Support For Non-Profits
It was also announced that Google.org is entrenching its support to non-profits in Africa, with an additional $40M to help more partner organisations. Google is providing a grant of $3M to the Airqo team at Makerere University, who use AI and sensors to monitor poor air quality, a leading cause of premature death.
This is to facilitate expanding the groundbreaking work from Kampala to 10 other cities in 5 countries on the continent.
Commenting on Google’s efforts commitment towards Africa’s digital development, Nitin Gajria, Managing Director for Google in Africa, said that “I am inspired by the innovative African tech startup scene. In the last year, we have seen more investment rounds into tech startups than ever before,”
“I am of the firm belief that no one is better placed to solve Africa’s biggest problems than Africa’s young developers and startup founders.
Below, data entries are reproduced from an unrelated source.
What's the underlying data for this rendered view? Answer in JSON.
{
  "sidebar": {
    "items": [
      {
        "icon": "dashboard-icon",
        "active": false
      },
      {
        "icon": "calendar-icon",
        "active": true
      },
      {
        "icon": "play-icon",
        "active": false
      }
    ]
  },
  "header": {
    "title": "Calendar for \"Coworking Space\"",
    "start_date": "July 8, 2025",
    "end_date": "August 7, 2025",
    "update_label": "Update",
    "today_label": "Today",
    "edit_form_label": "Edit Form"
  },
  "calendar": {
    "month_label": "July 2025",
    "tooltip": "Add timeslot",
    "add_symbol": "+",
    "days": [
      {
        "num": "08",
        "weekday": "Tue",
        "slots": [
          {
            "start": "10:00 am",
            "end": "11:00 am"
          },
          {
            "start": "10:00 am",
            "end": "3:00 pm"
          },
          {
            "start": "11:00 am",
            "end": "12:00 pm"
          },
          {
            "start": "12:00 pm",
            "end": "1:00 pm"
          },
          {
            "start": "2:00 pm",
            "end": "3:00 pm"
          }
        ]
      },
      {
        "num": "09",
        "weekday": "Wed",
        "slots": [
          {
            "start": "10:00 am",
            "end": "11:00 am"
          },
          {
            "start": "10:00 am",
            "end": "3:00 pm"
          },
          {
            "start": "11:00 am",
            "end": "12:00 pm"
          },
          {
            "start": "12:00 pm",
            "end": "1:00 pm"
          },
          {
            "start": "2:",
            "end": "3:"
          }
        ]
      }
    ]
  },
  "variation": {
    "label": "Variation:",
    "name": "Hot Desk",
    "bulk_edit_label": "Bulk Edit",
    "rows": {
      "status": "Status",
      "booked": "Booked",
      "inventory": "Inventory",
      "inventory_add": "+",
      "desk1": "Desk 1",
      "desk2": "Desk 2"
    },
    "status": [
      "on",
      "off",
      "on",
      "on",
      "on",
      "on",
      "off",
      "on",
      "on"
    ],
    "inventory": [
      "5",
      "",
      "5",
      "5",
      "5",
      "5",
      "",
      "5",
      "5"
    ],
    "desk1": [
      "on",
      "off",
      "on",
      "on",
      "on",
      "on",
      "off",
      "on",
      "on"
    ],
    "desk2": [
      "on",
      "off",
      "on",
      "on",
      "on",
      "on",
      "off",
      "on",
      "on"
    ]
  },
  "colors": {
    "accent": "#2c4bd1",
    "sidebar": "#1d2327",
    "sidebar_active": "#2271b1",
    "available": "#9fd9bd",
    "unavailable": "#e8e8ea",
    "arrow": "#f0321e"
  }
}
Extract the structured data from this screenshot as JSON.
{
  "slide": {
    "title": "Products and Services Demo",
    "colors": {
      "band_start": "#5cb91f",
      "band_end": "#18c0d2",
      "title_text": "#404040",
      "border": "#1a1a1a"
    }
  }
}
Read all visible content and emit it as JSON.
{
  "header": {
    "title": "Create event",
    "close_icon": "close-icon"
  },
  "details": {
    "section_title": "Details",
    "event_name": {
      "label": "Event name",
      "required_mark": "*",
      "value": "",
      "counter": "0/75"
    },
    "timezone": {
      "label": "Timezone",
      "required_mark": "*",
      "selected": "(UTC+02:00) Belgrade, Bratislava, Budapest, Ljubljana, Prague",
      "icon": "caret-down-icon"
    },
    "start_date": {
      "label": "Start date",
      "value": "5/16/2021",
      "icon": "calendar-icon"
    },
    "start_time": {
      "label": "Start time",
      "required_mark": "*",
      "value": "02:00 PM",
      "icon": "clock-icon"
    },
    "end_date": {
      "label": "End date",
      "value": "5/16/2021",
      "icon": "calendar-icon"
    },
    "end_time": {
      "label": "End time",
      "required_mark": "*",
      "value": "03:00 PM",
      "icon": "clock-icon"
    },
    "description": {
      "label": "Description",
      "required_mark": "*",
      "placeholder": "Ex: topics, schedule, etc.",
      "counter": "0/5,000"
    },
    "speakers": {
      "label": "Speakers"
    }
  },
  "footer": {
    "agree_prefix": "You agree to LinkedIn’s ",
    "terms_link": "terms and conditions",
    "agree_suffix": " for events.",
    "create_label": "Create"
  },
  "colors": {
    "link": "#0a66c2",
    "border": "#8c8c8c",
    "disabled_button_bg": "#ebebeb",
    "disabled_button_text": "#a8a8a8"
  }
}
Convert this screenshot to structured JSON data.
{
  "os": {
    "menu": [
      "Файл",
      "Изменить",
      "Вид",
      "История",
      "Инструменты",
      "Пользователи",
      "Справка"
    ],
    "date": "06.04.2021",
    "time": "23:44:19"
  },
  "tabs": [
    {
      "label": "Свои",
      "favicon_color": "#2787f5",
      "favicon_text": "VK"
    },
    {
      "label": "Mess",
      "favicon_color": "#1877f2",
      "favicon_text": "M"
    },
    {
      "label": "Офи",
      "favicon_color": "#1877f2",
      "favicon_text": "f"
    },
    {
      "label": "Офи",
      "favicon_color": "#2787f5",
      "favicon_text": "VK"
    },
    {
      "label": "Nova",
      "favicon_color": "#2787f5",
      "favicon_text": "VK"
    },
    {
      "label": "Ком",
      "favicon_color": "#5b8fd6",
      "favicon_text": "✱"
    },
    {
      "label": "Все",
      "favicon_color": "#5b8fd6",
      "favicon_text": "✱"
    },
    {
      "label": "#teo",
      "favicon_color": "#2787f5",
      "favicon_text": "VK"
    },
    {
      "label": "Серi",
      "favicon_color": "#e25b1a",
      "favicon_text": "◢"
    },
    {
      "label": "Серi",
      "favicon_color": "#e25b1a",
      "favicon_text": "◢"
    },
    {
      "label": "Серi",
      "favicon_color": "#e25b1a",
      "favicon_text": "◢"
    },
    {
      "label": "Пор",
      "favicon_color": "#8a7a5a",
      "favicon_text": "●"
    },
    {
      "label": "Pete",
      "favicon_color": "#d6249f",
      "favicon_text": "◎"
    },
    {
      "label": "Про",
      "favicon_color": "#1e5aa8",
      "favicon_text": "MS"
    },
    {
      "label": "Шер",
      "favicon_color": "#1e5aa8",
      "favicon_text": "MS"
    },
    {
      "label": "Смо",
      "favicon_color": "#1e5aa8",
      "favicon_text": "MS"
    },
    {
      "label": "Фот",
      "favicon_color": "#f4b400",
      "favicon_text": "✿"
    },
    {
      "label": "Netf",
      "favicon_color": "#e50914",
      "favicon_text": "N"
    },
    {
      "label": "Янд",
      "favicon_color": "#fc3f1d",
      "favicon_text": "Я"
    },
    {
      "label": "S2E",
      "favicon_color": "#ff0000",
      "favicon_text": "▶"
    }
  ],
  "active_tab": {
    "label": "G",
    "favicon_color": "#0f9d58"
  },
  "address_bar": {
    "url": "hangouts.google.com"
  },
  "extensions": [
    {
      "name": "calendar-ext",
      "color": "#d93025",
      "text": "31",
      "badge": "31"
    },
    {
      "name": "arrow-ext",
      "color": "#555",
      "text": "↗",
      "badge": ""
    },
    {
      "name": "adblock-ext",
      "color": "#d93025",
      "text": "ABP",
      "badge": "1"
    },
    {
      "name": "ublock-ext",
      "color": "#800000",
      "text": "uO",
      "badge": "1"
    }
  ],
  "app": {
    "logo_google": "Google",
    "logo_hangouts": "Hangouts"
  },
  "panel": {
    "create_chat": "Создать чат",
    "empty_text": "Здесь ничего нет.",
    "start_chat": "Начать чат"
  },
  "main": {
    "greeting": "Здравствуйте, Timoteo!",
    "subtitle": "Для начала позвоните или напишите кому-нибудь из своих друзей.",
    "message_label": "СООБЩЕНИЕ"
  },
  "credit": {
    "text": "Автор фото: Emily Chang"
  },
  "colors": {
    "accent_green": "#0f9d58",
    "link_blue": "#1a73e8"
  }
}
We look forward to deepening our partnership with and support for Africa’s innovators and entrepreneurs.”
The announcement of Google’s $1bn investment is a testament to the giant’s devotion to supporting Africa’s digitisation. Since 2017, Google has trained 6 million young Africans and businesses in digital skills.
Google has also supported more than 50 non-profits across Africa with over $16 million of grants and enabled 100 million more Africans to access internet services for the first time through Android. Africans in the tech space are therefore entreated to take advantage of these opportunities to grow their businesses.